Fast forward to March 2003. I had triumphantly quit my out of state job, after my boss had threatened me, and moved back home. Trouble was, I needed my meds and had no way to get them. This time I went to the local MHMR office to receive my Effexor XR and counseling. Within three sessions my counselor said, “has anyone ever told you you may be Bipolar?”. I laughed and told her about my self-diagnosis. She didn’t dismiss me and I felt vindicated.

At this point Topamax was added to my drug regimen. It didn’t take long for the side effects of Topamax to kick in. Topamax made me incredibly violent. As in, someone cut me off in traffic and I followed them for ten miles before realizing what I was doing and going home. I immediately called and told them, they said stop taking the Topamax immediately. I did and I felt far less violent.

Trileptal was the next mood stabilizer that was tried and it was pretty successful. A few months later Wellbutrin was thrown in to counter the side effects of the first two meds. Bad idea. Wellbutrin nearly killed me. My blood pressure was in “stroke range”. The whole time I just thought I’d been super tired. Everything exhausted me because my body was working so hard. Before this my blood pressure had always been a low normal – pretty good for a fat person. This is why, if you’re medicated, you need to make sure you’re checking in with your provider to make sure you’re ok. I immediately stopped Wellbutrin and had to monitor my blood pressure for a couple of weeks and within a week it was back within a normal range.

I continued the Effexor XR/Tripleptal combo until April 15, 2007.

Here’s the thing about medication. Some people need it and must be on it. I was like that for those first few years. Somewhere along the way the meds stopped working, or perhaps worked too well. I became a zombie. I couldn’t leave my house, much less work, I gained considerable weight, I didn’t have feelings or emotions, and I was quickly spiraling down into something very bad. Around January of February of 2007 I started realizing it and began slowly weening myself off of the meds. I’d see how long I could go before the withdrawals were too much to bear, then I’d take another pill. It started as just over 24 hours, then two days, then a few more, until I was able to safely (in my opinion) stop taking them. The last few were on very bad days where I thought I needed extra help.

Within two weeks of stopping meds I was taking the necessary steps to get myself back into college and I had a job. It was a minimum wage, food service job, but considering I hadn’t worked in a few years, I was very pleased.
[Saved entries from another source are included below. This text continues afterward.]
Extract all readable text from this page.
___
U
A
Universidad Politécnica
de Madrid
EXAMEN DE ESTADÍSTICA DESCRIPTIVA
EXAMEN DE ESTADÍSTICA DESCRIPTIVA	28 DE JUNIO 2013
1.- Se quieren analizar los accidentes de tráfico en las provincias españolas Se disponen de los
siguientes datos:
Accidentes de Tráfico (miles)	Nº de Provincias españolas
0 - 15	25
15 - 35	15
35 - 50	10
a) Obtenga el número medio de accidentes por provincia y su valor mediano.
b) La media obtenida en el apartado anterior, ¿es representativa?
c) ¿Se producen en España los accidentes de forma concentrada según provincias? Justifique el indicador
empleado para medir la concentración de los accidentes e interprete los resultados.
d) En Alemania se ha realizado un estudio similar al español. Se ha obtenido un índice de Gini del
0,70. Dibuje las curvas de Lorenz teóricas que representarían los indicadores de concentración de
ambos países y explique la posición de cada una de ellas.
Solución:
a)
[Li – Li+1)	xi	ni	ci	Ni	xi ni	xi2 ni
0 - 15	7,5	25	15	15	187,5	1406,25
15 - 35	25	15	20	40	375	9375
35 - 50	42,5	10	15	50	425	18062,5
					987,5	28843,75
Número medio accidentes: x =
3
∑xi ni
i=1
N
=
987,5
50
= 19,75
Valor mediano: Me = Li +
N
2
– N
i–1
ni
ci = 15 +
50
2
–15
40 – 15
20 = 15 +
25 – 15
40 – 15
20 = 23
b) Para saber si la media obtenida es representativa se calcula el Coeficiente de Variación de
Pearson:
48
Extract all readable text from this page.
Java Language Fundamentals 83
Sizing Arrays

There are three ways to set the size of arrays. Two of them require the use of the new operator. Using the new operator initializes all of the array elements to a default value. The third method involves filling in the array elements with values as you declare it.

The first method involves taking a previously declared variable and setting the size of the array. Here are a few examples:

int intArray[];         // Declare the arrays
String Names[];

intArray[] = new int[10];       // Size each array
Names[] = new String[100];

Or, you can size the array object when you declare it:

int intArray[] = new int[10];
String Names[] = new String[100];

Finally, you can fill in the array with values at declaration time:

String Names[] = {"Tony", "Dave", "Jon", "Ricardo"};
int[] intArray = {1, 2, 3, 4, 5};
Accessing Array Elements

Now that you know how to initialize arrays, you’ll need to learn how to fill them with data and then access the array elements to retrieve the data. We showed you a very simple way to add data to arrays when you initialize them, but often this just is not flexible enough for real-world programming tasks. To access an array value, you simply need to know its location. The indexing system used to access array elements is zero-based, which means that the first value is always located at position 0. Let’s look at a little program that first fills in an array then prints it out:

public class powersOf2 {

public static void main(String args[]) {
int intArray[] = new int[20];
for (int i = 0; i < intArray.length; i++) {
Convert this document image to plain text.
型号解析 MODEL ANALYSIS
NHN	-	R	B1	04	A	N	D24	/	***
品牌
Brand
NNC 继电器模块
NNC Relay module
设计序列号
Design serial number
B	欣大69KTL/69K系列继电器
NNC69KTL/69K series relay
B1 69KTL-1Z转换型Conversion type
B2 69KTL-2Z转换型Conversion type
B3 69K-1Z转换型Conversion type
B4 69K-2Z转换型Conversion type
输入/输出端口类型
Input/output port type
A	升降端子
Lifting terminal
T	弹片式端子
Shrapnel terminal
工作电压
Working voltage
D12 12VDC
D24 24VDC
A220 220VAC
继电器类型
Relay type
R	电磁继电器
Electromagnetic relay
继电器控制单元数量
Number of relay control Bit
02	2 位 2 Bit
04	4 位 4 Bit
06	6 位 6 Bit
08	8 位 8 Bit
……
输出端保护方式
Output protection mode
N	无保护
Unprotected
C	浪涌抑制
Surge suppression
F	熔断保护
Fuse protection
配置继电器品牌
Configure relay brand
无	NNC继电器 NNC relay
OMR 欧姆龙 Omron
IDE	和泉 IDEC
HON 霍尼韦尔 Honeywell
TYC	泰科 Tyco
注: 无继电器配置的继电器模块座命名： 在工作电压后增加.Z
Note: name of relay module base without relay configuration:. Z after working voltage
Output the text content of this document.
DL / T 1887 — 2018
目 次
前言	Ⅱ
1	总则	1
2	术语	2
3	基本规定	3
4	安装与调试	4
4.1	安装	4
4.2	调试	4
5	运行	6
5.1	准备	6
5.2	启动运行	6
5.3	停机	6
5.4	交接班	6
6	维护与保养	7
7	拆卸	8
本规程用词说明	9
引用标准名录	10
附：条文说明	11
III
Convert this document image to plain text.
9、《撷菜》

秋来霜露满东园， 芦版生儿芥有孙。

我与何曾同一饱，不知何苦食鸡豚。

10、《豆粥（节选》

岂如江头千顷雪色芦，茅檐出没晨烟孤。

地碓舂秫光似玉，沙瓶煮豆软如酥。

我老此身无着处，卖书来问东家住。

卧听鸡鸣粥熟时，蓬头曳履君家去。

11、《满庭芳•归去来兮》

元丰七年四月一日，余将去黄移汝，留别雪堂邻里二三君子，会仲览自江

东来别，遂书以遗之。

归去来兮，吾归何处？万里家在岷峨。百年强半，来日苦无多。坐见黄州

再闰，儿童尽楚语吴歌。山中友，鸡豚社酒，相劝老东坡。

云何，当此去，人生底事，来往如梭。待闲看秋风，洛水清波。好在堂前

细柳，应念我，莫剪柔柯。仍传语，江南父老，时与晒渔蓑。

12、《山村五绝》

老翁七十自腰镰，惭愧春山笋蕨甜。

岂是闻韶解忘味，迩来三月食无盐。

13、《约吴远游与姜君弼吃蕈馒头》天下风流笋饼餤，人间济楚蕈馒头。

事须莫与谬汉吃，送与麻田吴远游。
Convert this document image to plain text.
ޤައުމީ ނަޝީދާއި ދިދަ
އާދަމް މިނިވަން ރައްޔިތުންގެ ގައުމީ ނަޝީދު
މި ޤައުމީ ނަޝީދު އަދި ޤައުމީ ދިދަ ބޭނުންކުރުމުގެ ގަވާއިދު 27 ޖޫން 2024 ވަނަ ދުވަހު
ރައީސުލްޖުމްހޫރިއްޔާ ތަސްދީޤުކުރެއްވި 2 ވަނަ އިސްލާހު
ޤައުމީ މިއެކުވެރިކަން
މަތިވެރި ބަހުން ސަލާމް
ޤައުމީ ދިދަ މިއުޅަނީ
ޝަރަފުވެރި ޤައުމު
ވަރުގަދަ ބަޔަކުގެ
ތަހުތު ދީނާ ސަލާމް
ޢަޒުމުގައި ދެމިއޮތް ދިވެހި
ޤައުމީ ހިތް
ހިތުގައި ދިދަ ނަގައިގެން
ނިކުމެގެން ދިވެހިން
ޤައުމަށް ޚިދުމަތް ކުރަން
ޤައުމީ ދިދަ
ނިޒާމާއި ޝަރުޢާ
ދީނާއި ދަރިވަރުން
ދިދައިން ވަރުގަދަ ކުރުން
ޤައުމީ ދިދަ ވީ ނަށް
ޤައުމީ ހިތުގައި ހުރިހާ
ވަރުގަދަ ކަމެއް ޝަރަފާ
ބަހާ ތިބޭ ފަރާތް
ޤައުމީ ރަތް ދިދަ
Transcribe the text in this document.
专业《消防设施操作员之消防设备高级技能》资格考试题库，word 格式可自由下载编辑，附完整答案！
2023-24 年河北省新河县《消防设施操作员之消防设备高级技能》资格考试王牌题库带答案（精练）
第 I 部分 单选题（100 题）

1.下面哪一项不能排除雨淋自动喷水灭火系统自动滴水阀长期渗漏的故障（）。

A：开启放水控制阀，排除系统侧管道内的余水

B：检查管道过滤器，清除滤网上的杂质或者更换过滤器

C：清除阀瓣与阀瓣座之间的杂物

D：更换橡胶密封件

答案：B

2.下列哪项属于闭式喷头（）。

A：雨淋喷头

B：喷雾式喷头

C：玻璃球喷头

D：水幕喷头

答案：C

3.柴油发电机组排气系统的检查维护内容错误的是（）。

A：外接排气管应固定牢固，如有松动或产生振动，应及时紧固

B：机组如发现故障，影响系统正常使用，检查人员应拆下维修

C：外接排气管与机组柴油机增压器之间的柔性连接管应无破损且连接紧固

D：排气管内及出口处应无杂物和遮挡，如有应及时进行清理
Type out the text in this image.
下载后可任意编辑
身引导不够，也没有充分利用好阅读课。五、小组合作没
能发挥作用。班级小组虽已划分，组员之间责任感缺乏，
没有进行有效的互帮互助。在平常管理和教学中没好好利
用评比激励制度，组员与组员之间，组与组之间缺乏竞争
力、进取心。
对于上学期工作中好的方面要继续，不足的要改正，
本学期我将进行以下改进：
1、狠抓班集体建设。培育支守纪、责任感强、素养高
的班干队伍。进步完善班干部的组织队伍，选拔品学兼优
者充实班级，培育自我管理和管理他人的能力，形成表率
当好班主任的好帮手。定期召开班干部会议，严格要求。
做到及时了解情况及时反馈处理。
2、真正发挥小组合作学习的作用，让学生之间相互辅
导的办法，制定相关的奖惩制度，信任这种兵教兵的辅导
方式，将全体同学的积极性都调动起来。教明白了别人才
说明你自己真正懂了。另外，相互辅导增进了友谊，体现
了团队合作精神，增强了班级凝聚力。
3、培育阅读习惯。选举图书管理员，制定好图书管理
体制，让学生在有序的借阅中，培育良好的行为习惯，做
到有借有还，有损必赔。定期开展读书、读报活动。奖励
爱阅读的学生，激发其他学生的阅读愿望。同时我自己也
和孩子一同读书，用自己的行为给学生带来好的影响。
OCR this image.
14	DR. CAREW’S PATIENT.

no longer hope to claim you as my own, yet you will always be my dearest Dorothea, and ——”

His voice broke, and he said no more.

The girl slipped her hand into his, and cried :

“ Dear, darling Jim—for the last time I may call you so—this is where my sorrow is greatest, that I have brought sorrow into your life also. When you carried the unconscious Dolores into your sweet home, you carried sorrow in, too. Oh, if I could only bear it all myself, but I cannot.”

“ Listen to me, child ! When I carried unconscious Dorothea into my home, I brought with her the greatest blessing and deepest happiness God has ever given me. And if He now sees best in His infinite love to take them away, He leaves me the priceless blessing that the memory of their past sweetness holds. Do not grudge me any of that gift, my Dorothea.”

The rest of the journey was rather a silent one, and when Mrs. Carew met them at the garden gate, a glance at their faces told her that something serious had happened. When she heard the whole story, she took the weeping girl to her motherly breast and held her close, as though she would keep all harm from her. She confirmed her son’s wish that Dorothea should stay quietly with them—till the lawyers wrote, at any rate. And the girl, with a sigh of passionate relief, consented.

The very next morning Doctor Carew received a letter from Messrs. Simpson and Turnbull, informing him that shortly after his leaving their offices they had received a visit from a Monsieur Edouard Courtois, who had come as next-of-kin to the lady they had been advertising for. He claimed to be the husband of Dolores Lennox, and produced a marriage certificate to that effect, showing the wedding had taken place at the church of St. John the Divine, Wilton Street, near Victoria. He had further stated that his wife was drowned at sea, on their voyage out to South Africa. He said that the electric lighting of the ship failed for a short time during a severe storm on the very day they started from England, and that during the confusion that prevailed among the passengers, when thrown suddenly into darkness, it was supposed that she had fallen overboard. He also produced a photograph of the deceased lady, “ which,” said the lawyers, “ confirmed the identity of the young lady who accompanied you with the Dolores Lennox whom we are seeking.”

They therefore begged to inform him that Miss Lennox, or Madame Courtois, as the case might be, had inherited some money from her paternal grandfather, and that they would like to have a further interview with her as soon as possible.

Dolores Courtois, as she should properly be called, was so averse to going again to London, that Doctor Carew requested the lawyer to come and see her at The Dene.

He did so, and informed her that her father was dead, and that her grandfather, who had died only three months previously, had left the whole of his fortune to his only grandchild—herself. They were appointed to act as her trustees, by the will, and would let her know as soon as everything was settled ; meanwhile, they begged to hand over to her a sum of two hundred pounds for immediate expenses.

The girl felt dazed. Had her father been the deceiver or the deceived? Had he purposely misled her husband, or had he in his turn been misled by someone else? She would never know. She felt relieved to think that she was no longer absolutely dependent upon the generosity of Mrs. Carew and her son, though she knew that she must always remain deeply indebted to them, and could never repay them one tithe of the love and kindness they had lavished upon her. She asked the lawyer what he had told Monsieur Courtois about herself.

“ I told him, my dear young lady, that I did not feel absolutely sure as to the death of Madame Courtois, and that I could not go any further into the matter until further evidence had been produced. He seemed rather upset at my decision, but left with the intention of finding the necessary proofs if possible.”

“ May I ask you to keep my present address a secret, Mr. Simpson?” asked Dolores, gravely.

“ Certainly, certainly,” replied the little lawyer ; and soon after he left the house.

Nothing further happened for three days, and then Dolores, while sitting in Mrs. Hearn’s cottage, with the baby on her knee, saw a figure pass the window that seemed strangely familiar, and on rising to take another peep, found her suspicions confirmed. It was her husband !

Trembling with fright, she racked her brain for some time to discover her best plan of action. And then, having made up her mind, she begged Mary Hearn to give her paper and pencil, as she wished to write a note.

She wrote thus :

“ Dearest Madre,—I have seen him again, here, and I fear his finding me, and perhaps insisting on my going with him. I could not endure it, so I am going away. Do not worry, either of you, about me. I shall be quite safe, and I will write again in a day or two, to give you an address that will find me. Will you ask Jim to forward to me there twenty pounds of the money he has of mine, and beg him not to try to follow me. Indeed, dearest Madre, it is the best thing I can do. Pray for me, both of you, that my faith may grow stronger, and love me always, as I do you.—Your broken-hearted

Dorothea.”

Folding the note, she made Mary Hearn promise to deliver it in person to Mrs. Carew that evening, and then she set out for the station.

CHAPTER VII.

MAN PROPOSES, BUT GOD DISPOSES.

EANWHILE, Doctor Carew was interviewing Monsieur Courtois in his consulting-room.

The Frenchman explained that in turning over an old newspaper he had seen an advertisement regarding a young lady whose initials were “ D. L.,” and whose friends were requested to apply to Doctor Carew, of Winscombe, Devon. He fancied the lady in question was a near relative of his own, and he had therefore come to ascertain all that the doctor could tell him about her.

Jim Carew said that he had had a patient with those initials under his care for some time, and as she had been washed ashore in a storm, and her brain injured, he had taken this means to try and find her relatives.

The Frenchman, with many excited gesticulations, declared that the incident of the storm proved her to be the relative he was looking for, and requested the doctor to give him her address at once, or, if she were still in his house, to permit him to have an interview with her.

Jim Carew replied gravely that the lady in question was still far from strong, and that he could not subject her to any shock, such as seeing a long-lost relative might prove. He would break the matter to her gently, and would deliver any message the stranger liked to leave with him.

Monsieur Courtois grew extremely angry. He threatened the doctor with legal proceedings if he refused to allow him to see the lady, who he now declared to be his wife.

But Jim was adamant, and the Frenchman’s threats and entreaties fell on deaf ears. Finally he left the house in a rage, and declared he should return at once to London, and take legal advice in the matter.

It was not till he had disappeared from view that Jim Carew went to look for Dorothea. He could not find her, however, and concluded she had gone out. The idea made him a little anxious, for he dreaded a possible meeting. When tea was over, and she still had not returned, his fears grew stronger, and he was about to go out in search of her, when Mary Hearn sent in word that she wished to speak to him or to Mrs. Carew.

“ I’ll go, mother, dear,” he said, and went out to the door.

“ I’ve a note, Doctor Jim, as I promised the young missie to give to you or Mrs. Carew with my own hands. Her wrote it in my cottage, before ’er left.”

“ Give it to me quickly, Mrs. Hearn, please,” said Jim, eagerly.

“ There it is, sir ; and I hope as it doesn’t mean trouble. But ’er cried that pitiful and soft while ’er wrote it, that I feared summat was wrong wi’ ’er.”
I’d like to say that was the last time I took medication for my Bipolar, but in 2009 I was having a tough time and sought out some counseling help at school. Of course, all they wanted to do was medicate me, even though I made it clear I wanted no medication. I tried something or other that started with a C took it for about a month and wanted no more of that. All it did was make me incredibly manic for the initial 3-5 days of taking it. Sometimes when I’m manic it’s productive – I don’t sleep and I can get things done. I also start about a billion new projects that never are completed – but at the time I was a full-time student and was working full-time and I just didn’t have time to not sleep!

Aside from that digression I’ve been prescription meds free for nearly six years. Note the *prescription* part of that.

I’ve learned a lot about myself, my disease, and the relationship between us in the last decade. This is a topic I plan to delve deeper into in future posts.